Sun Jingchun, Sun Yan, Ding Guohui, Liu Qi, Wang Chuan, He Youyu, Shi Tieliu, Li Yixue, Zhao Zhongming
Virginia Institute for Psychiatric and Behavioral Genetics and Department of Psychiatry, Virginia Commonwealth University, Richmond, VA 23298, USA.
BMC Bioinformatics. 2007 Oct 26;8:414. doi: 10.1186/1471-2105-8-414.
Although many genomic features have been used in the prediction of protein-protein interactions (PPIs), frequently only one is used in a computational method. After realizing the limited power in the prediction using only one genomic feature, investigators are now moving toward integration. So far, there have been few integration studies for PPI prediction; one failed to yield appreciable improvement of prediction and the others did not conduct performance comparison. It remains unclear whether an integration of multiple genomic features can improve the PPI prediction and, if it can, how to integrate these features.

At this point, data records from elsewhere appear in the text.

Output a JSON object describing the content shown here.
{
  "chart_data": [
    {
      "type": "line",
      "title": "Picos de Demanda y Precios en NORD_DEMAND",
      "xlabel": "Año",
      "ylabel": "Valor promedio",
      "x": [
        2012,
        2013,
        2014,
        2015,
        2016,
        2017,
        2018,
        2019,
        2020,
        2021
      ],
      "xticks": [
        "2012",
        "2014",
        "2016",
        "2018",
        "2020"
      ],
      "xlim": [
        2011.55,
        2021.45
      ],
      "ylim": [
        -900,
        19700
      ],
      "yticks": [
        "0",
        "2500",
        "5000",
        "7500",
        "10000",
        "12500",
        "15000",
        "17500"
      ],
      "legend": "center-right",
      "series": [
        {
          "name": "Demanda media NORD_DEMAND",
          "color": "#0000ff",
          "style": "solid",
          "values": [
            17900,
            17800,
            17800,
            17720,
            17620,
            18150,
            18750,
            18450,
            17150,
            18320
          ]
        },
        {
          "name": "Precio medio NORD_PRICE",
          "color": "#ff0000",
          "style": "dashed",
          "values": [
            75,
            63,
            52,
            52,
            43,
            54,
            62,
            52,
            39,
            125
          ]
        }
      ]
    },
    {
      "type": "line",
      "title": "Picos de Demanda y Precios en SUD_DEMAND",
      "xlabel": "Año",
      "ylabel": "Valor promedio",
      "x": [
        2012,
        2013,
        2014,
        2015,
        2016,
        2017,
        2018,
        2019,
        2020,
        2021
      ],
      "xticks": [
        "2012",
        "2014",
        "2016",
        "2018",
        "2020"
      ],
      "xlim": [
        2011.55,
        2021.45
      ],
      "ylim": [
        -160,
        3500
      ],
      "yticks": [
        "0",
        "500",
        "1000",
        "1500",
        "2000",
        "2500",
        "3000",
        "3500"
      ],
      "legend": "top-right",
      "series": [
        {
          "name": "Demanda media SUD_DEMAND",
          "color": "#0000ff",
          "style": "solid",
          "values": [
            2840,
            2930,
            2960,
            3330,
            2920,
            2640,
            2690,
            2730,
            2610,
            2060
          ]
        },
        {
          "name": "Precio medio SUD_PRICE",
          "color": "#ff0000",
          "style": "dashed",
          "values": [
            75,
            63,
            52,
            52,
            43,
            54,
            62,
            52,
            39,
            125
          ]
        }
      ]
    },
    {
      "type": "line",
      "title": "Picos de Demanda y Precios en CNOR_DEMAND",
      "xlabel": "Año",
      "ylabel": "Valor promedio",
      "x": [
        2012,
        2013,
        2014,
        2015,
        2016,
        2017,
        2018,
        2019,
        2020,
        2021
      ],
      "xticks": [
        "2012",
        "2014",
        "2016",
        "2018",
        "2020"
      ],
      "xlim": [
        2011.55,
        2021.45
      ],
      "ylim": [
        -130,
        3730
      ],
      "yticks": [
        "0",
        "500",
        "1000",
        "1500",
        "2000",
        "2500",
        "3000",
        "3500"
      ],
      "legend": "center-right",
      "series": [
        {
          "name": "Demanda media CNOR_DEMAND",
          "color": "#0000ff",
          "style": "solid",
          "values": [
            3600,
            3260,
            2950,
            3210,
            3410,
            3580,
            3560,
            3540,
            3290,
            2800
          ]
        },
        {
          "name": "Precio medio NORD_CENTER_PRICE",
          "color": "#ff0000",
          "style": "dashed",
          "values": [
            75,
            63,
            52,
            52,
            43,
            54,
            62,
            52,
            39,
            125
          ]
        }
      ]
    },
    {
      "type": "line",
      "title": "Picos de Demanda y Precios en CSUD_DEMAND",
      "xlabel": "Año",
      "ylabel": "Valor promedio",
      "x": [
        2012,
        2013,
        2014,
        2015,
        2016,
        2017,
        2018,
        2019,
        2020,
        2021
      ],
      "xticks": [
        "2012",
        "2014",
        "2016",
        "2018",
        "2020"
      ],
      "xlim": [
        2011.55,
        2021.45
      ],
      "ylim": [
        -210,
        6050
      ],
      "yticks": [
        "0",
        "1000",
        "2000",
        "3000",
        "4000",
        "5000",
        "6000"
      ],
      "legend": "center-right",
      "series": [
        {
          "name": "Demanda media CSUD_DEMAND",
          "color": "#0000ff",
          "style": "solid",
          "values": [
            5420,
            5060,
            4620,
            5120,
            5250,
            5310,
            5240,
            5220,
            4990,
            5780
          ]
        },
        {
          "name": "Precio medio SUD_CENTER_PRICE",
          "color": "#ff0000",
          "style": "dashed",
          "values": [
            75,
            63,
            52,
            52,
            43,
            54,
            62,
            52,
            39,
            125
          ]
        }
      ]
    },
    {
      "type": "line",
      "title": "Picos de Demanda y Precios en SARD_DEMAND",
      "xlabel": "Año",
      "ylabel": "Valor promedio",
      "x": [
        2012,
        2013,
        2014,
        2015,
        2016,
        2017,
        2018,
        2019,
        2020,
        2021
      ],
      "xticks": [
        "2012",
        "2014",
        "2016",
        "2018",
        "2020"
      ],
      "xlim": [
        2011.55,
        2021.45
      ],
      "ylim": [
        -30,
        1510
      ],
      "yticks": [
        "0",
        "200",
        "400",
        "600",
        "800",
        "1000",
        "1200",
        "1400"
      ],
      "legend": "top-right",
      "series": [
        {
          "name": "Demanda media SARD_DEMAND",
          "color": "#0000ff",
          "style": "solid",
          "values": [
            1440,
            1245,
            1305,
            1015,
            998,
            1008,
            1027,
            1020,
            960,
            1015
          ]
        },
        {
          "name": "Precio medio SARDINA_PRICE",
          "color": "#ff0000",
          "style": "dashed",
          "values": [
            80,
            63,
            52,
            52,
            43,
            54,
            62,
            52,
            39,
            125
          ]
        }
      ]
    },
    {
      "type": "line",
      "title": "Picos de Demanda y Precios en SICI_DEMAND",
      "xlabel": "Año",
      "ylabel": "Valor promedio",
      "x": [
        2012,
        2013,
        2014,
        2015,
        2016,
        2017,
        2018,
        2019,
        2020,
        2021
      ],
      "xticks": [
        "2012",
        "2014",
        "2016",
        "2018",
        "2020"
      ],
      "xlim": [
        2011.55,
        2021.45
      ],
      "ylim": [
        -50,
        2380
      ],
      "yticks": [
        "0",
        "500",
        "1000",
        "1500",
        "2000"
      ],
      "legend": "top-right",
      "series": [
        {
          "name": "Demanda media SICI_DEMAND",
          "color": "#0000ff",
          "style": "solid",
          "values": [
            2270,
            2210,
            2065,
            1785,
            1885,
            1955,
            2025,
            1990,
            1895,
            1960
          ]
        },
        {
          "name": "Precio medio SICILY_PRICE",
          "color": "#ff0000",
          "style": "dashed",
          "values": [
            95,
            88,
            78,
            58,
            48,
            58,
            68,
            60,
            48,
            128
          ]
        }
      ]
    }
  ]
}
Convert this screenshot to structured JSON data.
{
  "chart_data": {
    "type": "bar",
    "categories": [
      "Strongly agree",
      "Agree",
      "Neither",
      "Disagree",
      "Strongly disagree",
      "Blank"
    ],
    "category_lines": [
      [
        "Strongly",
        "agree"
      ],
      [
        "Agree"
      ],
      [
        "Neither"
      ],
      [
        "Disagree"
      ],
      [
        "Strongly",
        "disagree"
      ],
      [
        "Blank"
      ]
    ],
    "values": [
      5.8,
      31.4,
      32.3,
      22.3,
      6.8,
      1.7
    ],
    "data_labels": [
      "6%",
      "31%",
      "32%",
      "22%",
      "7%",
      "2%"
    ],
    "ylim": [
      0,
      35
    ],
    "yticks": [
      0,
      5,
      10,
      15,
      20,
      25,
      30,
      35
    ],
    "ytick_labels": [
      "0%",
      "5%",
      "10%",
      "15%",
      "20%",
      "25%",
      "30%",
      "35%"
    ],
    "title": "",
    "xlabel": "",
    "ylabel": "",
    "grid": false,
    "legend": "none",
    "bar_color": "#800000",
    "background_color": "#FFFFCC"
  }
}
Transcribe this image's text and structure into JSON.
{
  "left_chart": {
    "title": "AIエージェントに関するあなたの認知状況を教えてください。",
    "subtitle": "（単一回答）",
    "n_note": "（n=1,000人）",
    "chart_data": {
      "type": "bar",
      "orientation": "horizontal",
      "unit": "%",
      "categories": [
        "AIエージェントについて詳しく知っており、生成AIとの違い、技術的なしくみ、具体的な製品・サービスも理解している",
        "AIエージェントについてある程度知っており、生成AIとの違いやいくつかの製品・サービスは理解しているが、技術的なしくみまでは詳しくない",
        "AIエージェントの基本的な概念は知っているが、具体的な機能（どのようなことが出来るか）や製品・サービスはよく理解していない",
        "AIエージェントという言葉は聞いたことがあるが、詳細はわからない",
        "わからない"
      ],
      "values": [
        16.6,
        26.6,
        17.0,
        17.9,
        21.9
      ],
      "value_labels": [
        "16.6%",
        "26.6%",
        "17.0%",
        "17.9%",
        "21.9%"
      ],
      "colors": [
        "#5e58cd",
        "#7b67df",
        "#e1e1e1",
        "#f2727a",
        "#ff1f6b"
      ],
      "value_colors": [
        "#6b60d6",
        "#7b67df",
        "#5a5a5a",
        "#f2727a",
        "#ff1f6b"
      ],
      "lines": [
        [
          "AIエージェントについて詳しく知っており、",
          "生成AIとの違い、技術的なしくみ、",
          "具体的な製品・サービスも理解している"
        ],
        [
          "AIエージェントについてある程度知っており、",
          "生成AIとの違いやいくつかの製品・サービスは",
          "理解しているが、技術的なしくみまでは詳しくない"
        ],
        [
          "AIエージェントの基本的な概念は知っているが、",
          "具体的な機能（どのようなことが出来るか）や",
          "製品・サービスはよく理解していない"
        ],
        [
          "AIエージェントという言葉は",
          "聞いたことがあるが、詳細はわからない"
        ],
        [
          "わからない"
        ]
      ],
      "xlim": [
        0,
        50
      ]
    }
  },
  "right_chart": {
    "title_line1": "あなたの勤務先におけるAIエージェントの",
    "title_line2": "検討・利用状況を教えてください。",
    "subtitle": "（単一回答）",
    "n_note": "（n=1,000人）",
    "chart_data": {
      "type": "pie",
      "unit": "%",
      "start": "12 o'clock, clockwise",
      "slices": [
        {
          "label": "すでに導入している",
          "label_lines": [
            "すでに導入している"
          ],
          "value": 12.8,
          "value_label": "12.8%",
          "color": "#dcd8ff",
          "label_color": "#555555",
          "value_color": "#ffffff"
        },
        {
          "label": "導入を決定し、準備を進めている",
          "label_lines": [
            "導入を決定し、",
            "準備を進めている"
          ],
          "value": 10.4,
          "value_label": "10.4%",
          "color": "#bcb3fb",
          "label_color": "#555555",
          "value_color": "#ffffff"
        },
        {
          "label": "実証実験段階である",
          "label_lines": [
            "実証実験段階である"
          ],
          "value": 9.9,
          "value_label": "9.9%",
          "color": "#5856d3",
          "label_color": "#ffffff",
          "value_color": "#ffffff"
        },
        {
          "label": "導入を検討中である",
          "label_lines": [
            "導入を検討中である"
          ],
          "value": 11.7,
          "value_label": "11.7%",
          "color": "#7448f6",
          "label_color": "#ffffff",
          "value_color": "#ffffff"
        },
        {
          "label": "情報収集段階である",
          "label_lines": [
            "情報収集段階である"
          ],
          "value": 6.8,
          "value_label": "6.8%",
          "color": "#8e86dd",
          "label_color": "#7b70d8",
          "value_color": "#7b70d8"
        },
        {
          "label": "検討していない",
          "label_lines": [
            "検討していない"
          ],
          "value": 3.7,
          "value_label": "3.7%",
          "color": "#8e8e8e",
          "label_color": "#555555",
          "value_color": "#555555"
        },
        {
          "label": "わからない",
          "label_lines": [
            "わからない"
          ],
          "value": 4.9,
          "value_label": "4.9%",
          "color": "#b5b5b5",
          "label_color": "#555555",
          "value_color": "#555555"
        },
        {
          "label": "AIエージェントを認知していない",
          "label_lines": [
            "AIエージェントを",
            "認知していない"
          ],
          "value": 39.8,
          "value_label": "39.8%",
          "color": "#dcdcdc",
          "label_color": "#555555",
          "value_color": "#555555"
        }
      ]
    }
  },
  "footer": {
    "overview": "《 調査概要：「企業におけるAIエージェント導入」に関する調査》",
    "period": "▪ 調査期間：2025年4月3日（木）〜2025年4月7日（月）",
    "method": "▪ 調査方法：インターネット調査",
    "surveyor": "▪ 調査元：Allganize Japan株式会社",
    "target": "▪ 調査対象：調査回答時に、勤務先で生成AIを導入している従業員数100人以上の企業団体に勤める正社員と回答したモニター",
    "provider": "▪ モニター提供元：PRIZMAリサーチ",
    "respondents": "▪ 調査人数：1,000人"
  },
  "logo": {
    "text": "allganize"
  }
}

In this study, we first performed a systematic evaluation on the PPI prediction in Escherichia coli (E. coli) by four genomic context based methods: the phylogenetic profile method, the gene cluster method, the gene fusion method, and the gene neighbor method. The number of predicted PPIs and the average degree in the predicted PPI networks varied greatly among the four methods. Further, no method outperformed the others when we tested using three well-defined positive datasets from the KEGG, EcoCyc, and DIP databases. Based on these comparisons, we developed a novel integrated method, named InPrePPI. InPrePPI first normalizes the AC value (an integrated value of the accuracy and coverage) of each method using three positive datasets, then calculates a weight for each method, and finally uses the weight to calculate an integrated score for each protein pair predicted by the four genomic context based methods. We demonstrate that InPrePPI outperforms each of the four individual methods and, in general, the other two existing integrated methods: the joint observation method and the integrated prediction method in STRING. These four methods and InPrePPI are implemented in a user-friendly web interface.
This study evaluated the PPI prediction by four genomic context based methods, and presents an integrated evaluation method that shows better performance in E. coli.
尽管许多基因组特征已被用于预测蛋白质-蛋白质相互作用(PPI),但在计算方法中通常仅使用一种。在意识到仅使用一种基因组特征进行预测的能力有限之后,研究人员现在正朝着整合的方向发展。到目前为止,针对PPI预测的整合研究很少;一项研究未能在预测方面取得明显改进,其他研究则未进行性能比较。目前尚不清楚整合多种基因组特征是否能改善PPI预测,如果可以,如何整合这些特征。
在本研究中,我们首先通过四种基于基因组背景的方法对大肠杆菌中的PPI预测进行了系统评估:系统发育谱方法、基因簇方法、基因融合方法和基因邻域方法。这四种方法预测的PPI数量以及预测的PPI网络中的平均度数差异很大。此外,当我们使用来自KEGG、EcoCyc和DIP数据库的三个定义明确的阳性数据集进行测试时,没有一种方法优于其他方法。基于这些比较,我们开发了一种新的整合方法,名为InPrePPI。InPrePPI首先使用三个阳性数据集对每种方法的AC值(准确性和覆盖率的综合值)进行归一化,然后计算每种方法的权重,最后使用权重为基于四种基因组背景的方法预测的每个蛋白质对计算综合得分。我们证明InPrePPI优于四种单独方法中的每一种,并且总体上优于其他两种现有的整合方法:联合观察法和STRING中的整合预测法。这四种方法和InPrePPI都在一个用户友好的网络界面中实现。
本研究评估了四种基于基因组背景的方法对PPI的预测,并提出了一种在大肠杆菌中表现更好的整合评估方法。